Appellant was indicted for the offense of murder in the first degree. He was duly tried and convicted of the offense of manslaughter in the first degree. His punishment was fixed at "eight years (imprisonment) in the State penitentiary."
The state's testimony tended to show that appellant, without sufficient legal cause or justification, grievously cut with a knife, so that he died as the proximate result of the wound thus inflicted, one Will Haynes.
The testimony of the witnesses for the defense — appellant himself not testifying — was to an opposite effect, in two ways: First, it tended to refute the assertion that appellant cut deceased at all; next, it tended to show that, if he did cut deceased, the cutting was done under such circumstances as that the law would exculpate him, on his plea of self-defense.
In this latter aspect there was violent conflict in the testimony; that for the appellant apparently (to us) outweighing that for the state. But all the issues raised were properly submitted to the jury, whose verdict we are not called upon to in any way consider.
It was entirely within the trial court's discretion to allow the testimony of the witness Borders to be given in rebuttal, though same could have been, and, regularly, should have been, adduced in making out the state's case, in the first instance. Lambert v. State, 208 Ala. 42, 93 So. 708. We discover no abuse of this discretion in the action noted.
All other rulings of the court to which exceptions were reserved, on the taking of testimony, have been carefully examined. Nothing new, novel, or intricate is involved in any of same. None of them, obviously, were prejudicially erroneous.

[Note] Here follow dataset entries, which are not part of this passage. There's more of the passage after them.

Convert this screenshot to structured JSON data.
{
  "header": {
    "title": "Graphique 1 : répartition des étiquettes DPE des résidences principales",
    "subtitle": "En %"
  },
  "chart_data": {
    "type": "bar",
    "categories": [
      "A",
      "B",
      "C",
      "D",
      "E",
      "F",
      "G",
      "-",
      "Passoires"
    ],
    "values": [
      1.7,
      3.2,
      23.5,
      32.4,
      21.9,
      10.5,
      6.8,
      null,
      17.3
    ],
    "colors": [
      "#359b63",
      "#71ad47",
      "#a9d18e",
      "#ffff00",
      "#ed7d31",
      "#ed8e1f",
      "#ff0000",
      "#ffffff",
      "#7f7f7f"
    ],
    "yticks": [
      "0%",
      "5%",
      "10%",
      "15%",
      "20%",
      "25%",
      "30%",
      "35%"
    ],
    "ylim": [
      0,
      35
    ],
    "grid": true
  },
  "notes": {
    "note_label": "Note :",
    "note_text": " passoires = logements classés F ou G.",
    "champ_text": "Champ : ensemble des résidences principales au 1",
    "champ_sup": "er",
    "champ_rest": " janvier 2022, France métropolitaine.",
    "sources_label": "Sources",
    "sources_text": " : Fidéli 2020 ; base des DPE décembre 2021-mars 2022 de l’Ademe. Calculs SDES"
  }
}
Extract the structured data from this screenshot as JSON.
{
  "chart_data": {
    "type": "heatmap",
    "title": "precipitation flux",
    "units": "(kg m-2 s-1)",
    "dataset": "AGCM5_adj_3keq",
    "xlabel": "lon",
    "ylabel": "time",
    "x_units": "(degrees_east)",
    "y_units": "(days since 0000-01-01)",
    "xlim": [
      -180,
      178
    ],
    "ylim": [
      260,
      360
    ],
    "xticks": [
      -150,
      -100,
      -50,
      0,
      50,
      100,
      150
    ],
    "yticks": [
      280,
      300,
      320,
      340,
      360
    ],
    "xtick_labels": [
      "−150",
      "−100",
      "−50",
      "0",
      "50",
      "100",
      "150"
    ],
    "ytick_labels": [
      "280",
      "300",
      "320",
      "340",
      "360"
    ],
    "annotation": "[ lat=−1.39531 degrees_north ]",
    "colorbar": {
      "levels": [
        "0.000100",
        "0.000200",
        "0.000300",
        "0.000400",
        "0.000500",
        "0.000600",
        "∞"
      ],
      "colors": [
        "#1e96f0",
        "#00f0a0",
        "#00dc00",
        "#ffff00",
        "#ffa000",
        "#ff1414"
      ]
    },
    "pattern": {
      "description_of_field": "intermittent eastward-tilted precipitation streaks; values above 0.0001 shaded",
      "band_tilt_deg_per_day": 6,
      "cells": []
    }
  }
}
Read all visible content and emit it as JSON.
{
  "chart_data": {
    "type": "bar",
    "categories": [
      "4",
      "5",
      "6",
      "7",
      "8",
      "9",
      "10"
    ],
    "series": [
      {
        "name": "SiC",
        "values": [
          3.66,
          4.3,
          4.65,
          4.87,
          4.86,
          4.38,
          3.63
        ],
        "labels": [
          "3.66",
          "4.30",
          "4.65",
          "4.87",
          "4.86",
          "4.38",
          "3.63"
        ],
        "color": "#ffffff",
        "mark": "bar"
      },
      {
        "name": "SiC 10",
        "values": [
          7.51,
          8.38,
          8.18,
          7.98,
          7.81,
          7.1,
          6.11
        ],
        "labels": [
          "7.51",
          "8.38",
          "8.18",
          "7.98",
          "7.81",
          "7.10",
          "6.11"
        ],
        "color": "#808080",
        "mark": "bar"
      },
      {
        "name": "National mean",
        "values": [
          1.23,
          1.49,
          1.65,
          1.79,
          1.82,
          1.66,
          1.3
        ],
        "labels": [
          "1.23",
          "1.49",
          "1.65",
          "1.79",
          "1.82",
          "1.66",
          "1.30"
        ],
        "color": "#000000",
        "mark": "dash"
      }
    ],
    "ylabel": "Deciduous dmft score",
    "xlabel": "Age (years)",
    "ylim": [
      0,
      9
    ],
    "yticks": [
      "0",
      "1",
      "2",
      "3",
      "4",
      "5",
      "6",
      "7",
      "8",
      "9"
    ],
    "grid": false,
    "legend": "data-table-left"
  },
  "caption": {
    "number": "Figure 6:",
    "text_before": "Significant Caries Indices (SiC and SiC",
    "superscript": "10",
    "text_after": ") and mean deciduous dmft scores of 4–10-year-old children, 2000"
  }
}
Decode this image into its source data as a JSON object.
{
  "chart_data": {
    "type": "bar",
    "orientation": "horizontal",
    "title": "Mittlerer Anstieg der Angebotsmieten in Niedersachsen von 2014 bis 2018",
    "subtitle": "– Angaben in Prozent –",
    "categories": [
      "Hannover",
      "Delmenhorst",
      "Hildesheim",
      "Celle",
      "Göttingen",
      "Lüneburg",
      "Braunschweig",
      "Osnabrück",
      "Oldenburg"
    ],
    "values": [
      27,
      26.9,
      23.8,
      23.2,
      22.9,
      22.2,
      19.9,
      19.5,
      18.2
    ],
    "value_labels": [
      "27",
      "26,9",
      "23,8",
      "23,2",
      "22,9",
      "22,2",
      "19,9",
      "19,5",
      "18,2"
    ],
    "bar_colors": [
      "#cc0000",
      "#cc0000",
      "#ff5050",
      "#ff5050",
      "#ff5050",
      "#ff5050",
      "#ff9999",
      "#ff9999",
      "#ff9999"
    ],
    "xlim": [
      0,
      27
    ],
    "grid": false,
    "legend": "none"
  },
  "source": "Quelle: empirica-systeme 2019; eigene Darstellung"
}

The trial court's accurate and explicit oral charge, in connection with the unusually large number of written charges given at appellant's request, conveyed to the jury, in our opinion, every possible phase of the applicable law.
The case appears to have been carefully tried, with every required safeguard thrown around the rights of appellant.
We have, we think, fully discharged the duty resting upon us (Code 1923, § 3258), but discover nowhere a prejudicially erroneous ruling. The judgment of conviction is affirmed.
The defendant was, in pursuance to the verdict, etc., sentenced to be imprisoned in the penitentiary, etc., "for a term of not less than eight years." This action of the court was erroneous.
The cause will be remanded for a proper sentence. Cockrum v. State, 17 Ala. App. 30, 81 So. 366.
Judgment of conviction affirmed; remanded for proper sentence.